A friend named Jerrick once told him: "That which remains by day and night—every day; every night—is a mark scored, scourged, by a lonely sunset long, long ago. If you could learn one truth, John. Only one--on account of life only allowing one, at the end of the day, all things considered--"

"Would you?" John says, now--eyes salt-watery and red. It's the taste, that sting: He's swallowed the Dogmen's saliva, already. It tastes like clay, copper, and garlic. And as he takes one final, lingering look at the green river--he knows, come noon, the Red Wind will have painted it. And he, downstream by then, will be but a mask of a mask of a mask.

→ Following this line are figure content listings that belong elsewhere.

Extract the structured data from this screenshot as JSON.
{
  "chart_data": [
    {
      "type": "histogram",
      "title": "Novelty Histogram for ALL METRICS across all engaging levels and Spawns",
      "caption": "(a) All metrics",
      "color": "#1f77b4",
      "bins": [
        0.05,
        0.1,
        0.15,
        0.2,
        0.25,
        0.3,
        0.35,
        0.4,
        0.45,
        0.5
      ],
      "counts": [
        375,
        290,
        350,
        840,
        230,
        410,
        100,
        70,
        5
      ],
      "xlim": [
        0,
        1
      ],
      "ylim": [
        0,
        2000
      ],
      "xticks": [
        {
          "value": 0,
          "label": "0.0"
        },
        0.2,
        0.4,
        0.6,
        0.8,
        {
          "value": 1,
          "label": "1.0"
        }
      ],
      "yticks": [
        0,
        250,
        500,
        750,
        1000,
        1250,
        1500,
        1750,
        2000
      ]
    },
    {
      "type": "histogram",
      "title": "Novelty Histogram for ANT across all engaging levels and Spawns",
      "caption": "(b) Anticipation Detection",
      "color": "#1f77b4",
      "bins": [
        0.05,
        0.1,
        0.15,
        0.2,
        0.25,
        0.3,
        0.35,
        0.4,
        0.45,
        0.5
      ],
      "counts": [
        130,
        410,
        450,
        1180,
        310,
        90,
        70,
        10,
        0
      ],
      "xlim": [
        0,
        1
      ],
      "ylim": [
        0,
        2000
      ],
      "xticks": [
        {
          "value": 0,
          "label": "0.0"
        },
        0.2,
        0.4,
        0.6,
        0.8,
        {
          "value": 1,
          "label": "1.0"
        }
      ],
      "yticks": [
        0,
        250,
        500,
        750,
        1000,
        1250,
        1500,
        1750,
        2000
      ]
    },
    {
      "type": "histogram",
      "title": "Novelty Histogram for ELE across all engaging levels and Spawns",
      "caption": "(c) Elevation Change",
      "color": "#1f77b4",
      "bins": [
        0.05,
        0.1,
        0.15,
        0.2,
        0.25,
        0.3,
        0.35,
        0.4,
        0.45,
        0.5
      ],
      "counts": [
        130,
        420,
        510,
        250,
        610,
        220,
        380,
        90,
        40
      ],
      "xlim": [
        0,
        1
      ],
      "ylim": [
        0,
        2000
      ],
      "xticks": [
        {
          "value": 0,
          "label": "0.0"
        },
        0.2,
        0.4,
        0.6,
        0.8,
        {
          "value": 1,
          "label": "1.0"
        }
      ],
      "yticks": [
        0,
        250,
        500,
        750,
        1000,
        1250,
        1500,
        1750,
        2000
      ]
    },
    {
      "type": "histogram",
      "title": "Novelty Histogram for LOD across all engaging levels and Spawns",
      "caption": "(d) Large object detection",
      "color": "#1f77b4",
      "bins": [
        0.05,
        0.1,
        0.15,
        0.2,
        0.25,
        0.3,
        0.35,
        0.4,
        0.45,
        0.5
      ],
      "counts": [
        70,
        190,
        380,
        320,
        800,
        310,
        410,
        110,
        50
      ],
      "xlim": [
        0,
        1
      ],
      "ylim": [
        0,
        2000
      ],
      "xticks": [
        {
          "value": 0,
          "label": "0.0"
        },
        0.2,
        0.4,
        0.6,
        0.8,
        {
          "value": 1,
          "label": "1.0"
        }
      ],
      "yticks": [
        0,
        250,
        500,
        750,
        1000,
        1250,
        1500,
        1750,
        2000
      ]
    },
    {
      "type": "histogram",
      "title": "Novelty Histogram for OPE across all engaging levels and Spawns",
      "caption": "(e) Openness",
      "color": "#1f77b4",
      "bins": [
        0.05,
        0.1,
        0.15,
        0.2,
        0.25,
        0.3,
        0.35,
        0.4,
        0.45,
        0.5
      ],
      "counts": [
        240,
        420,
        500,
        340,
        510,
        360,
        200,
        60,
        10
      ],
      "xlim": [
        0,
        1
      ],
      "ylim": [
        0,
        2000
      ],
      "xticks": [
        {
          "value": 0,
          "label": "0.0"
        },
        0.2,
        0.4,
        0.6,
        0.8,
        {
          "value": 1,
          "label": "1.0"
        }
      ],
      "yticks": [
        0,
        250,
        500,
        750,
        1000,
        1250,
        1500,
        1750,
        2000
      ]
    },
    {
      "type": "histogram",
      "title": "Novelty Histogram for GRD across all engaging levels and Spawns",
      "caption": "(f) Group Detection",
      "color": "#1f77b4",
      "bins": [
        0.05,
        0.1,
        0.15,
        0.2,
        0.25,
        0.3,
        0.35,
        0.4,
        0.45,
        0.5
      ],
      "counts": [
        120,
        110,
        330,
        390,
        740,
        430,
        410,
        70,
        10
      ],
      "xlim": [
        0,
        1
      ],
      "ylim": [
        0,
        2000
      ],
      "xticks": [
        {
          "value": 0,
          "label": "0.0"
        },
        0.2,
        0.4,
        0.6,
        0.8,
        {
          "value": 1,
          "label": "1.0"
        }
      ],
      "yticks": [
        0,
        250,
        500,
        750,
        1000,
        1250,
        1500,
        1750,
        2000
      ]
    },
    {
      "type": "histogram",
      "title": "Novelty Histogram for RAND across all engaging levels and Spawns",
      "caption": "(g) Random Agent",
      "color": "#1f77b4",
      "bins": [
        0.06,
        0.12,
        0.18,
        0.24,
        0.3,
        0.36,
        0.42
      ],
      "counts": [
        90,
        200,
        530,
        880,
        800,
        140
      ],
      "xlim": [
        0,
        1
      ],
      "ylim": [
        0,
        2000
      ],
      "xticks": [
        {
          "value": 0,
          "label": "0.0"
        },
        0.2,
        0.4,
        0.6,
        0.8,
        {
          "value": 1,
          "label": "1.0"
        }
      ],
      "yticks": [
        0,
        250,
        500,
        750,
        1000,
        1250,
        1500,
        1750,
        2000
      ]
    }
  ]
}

"Second lead," The aging man says. His voice is hoarse in the fog which begins to sizzle.

An answer's answer.

The river's surface wraps around him--and he becomes the current:

Knot in tow.

-------
S2E1

Your History, Written in Pencil

One day before the Pittsford bombings, 11:30 pm:

A woodland neighborhood alongside Monroe’'s outbound highway glows like a cigar: Beyond the main drag’s farm and factory, the straight-shot road smells like an oven in passing breezes.